That burning compulsion not to lose, at the tournament that has always meant most to her, initially seems at odds with the laconic and occasionally near-horizontal persona Williams adopts in most interviews and enforced public encounters on the Sony Ericsson WTA circuit. She only stirs herself occasionally to reach into the more animated depths of the driven character that will emerge again when she begins her regal defence of a title that has also been won twice by her sister Serena – whose victories in the 2002 and 2003 finals were both against Venus.
But when she finally allows a vivid glimpse of her passion for Wimbledon it becomes easy to understand why Venus seems so convinced about her chances of winning again this year – even if she will probably be seeded only third behind Serena and the current world number one, Dinara Safina.

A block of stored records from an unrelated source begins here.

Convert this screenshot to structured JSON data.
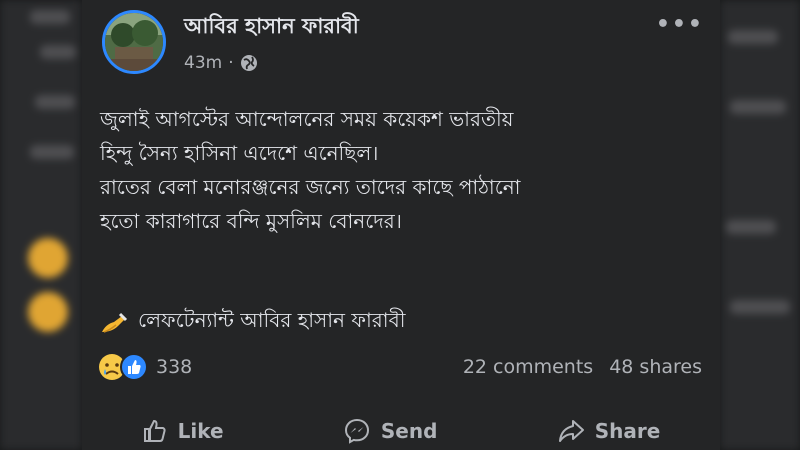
{
  "post": {
    "author": "আবির হাসান ফারাবী",
    "time": "43m",
    "privacy_icon": "globe-icon",
    "more_label": "•••",
    "lines": [
      "জুলাই আগস্টের আন্দোলনের সময় কয়েকশ ভারতীয়",
      "হিন্দু সৈন্য হাসিনা এদেশে এনেছিল।",
      " রাতের বেলা মনোরঞ্জনের জন্যে তাদের কাছে পাঠানো",
      "হতো কারাগারে বন্দি মুসলিম  বোনদের।"
    ],
    "signature_text": "লেফটেন্যান্ট আবির হাসান ফারাবী",
    "signature_icon": "writing-hand-icon"
  },
  "stats": {
    "reaction_count": "338",
    "comments": "22 comments",
    "shares": "48 shares"
  },
  "actions": {
    "like": "Like",
    "send": "Send",
    "share": "Share"
  },
  "colors": {
    "background": "#18191a",
    "card": "#242526",
    "text": "#e4e6eb",
    "muted": "#b0b3b8",
    "accent": "#2d88ff"
  }
}
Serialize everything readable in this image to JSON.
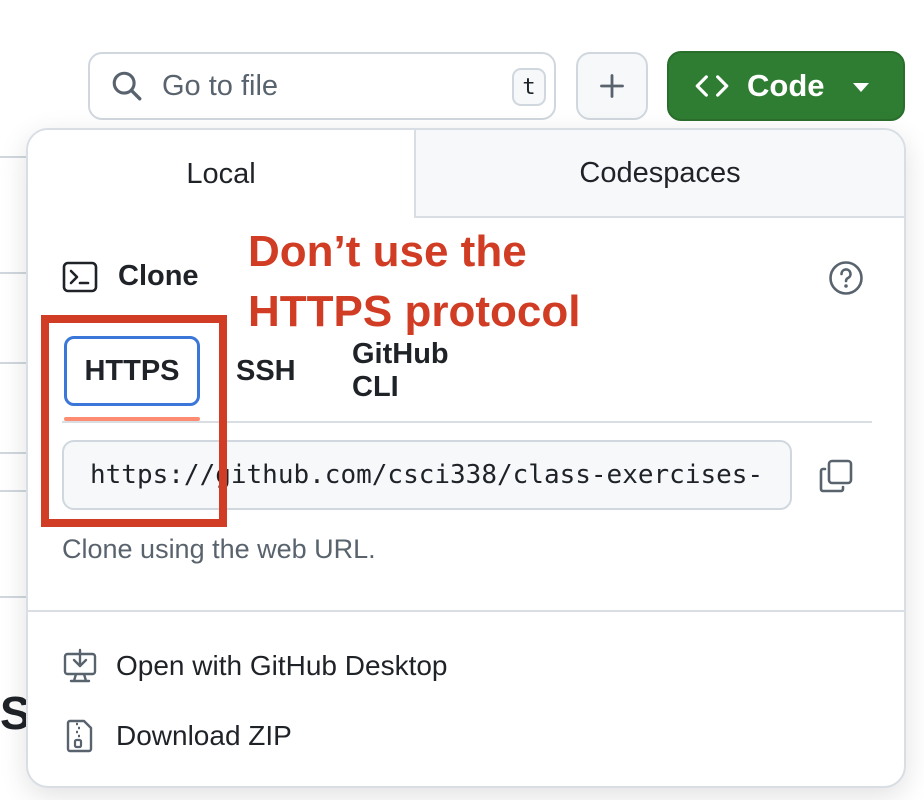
{
  "toolbar": {
    "search_placeholder": "Go to file",
    "search_shortcut": "t",
    "add_icon": "plus-icon",
    "code_label": "Code",
    "code_icon": "code-brackets-icon"
  },
  "panel": {
    "tabs": [
      {
        "label": "Local",
        "active": true
      },
      {
        "label": "Codespaces",
        "active": false
      }
    ],
    "clone": {
      "title": "Clone",
      "icon": "terminal-icon",
      "help_icon": "question-circle-icon",
      "subtabs": [
        {
          "label": "HTTPS",
          "active": true
        },
        {
          "label": "SSH",
          "active": false
        },
        {
          "label": "GitHub CLI",
          "active": false
        }
      ],
      "url_value": "https://github.com/csci338/class-exercises-",
      "copy_icon": "copy-icon",
      "hint": "Clone using the web URL."
    },
    "actions": [
      {
        "label": "Open with GitHub Desktop",
        "icon": "desktop-download-icon"
      },
      {
        "label": "Download ZIP",
        "icon": "file-zip-icon"
      }
    ]
  },
  "annotation": {
    "text": "Don’t use the HTTPS protocol",
    "color": "#d13d24"
  },
  "background": {
    "partial_heading_char": "S"
  },
  "colors": {
    "code_button": "#2f7d32",
    "active_underline": "#fd8c73",
    "focus_ring": "#3a77d8",
    "annotation_red": "#d13d24"
  }
}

“At Wimbledon I’m always pro-Venus,” she says with quiet amusement, as if she might get a little kick out of subverting the sporting icon’s trick of talking about herself in the third person. Williams is too relaxed and confident to be on anything but first-name terms with herself.
“My outlook is very pro-Venus. That’s the best way to sum me up at Wimbledon. I’m always banking on my ability to get through. If Serena and I are healthy then it feels great because you can’t look too far beyond either of us as the winner.”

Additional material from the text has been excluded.